Peut-on prendre un bain en plein Sahara ? Oui, dit Bouteflika qui a pris un bain de foule à Tam pendant que Tam se promettait un bain d’eau avec l’eau promise. C’est le maigre évènement de la semaine après plus de trois mois de révolutions dans le reste du monde arabe. Le projet « eau pour Tam »

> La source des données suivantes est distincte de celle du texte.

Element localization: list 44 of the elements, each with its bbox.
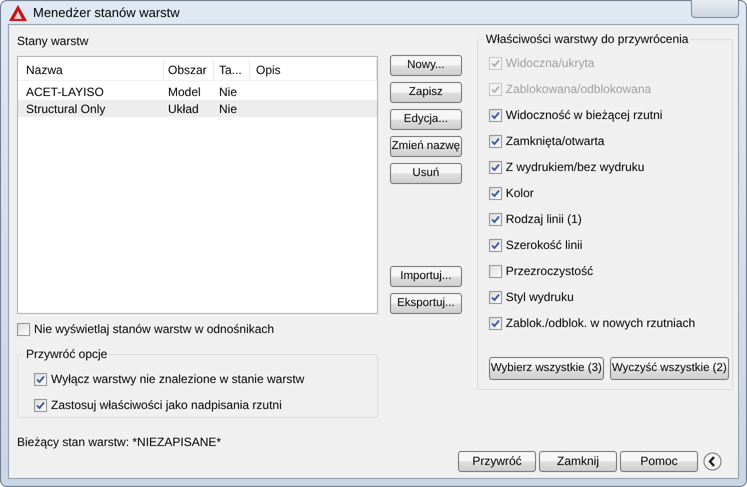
checkbox-label: Z wydrukiem/bez wydruku: [506, 159, 644, 176]
select-button[interactable]: Wyczyść wszystkie (2): [610, 357, 729, 380]
action-button[interactable]: Importuj...: [390, 266, 462, 287]
checkbox-label: Widoczność w bieżącej rzutni: [506, 107, 662, 124]
list-row[interactable]: ACET-LAYISO Model Nie: [18, 83, 377, 100]
checkbox-label: Zablokowana/odblokowana: [506, 81, 652, 98]
checkbox-label: Zablok./odblok. w nowych rzutniach: [506, 315, 696, 332]
checkbox-label: Wyłącz warstwy nie znalezione w stanie warstw: [51, 371, 304, 388]
group-title: Przywróć opcje: [24, 347, 110, 361]
list-cell-text: Structural Only: [25, 100, 106, 118]
checkbox-label: Przezroczystość: [506, 263, 594, 280]
checkbox-label: Widoczna/ukryta: [506, 55, 594, 72]
layer-states-list[interactable]: Nazwa Obszar Ta... Opis ACET-LAYISO Model Nie Structural Only Układ Nie: [17, 56, 378, 314]
checkbox-label: Zastosuj właściwości jako nadpisania rzutni: [51, 397, 282, 414]
footer-button[interactable]: Przywróć: [458, 451, 536, 472]
action-button[interactable]: Nowy...: [390, 55, 462, 76]
list-row[interactable]: Structural Only Układ Nie: [18, 100, 377, 117]
column-header[interactable]: Opis: [250, 60, 377, 80]
action-button[interactable]: Zapisz: [390, 82, 462, 103]
action-button[interactable]: Edycja...: [390, 109, 462, 130]
checkbox-label: Szerokość linii: [506, 237, 582, 254]
list-cell-text: Nie: [218, 100, 238, 118]
checkbox-label: Kolor: [506, 185, 534, 202]
column-header[interactable]: Nazwa: [18, 60, 164, 80]
checkbox-label: Rodzaj linii (1): [506, 211, 582, 228]
section-label: Stany warstw: [17, 33, 88, 50]
action-button[interactable]: Eksportuj...: [390, 293, 462, 314]
checkbox-label: Styl wydruku: [506, 289, 574, 306]
list-cell-text: ACET-LAYISO: [25, 84, 105, 100]
select-button[interactable]: Wybierz wszystkie (3): [488, 357, 604, 380]
status-text: Bieżący stan warstw: *NIEZAPISANE*: [17, 434, 222, 451]
group-title: Właściwości warstwy do przywrócenia: [484, 32, 690, 46]
column-header[interactable]: Ta...: [214, 60, 250, 80]
list-cell-text: Model: [167, 84, 202, 100]
window-title: Menedżer stanów warstw: [33, 4, 180, 22]
list-cell-text: Nie: [218, 84, 238, 100]
footer-button[interactable]: Pomoc: [620, 451, 698, 472]
footer-button[interactable]: Zamknij: [539, 451, 617, 472]
action-button[interactable]: Usuń: [390, 163, 462, 184]
column-header[interactable]: Obszar: [164, 60, 214, 80]
action-button[interactable]: Zmień nazwę: [390, 136, 462, 157]
checkbox-label: Zamknięta/otwarta: [506, 133, 604, 150]
checkbox-label: Nie wyświetlaj stanów warstw w odnośnikach: [34, 321, 274, 338]
list-cell-text: Układ: [167, 100, 200, 118]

est grandiose mais on ne peut pas s’empêcher d’y voir la dimension du robinet face à ce qui se passe ailleurs. Les gens de Tam ont besoin d’eau et pas de vent, même celui du changement peut-être, mais cela n’empêche pas les Algériens de se sentir désormais très vieux, dépassés, sans ossement, comme rangés dans un placard et enfermés dans un cycle de temps lent et sans cascades excitantes. La sortie de Bouteflika au Sud a prouvé qu’il est vivant et que nous sommes un peu morts, du moins lassés, à peine réactifs à l’électricité de l’air et aux sollicitations des instincts de la jungle et de l’adrénaline collective. Nous sommes traités un peu selon la logique de nos besoins primaires : de l’eau au sud, de la semoule à l’ouest, du sucre à l’est, de l’huile au centre. Car il faut bien saisir l’immense sens de la visite saharienne de Bouteflika : dans le monde entier et même dans le monde arabe et sur la carte des dictatures encore fortes, il est le seul à prendre un bain de foule alors que les foules sont aujourd’hui signe de révolutions massives. De la centaine de personnes de Tam, la propagande va faire un peuple et de l’eau de Tam, l’ENTV a déjà fait une épopée biblique de jaillissement à partir d’une roche frappée par le bâton d’un élu. Bien sûr, le choix de l’endroit n’est pas gratuit : c’est le désert et les gens n’y aiment pas les vents, l’eau y rare, les gens y sont présentés comme pacifistes et la liberté y est naturelle et aucun dispositif policier ne peut la restreindre à une place publique verrouillée. Le contraire des gens du nord qui adorent le vent, ont plus d’eau, plus de partis politiques et ne disent jamais merci quand on leur construit un lycée. L’autre raison est que visiter Tam c’est comme visiter la Libye mais sans en parler, parler des Touareg mais sans le dire, évoquer le GSPC mais avec la bouche de Ould Kablia et discourir sur le Sahel mais sans déclarations publiques directes. Le désert a toujours eu, malgré sa vacuité, ce fascinant pouvoir de fasciner les politiques, les religieux, les illuminés et les Occidentaux aventuriers et les Etats gourmands. Le Sahara est donc de retour : ses Lawrence, ses émirs, ses chefs de tribus, ses routes inconnus, ses opérations de charmes, ses barbouzeries, ses caravanes, ses milices, ses hommes sombres, ses cupidités et ses trahisons, ses morts et ses romans.
Le désert redevient le Sahara. Bouteflika veut y faire le Malien. Mais avec de l’eau.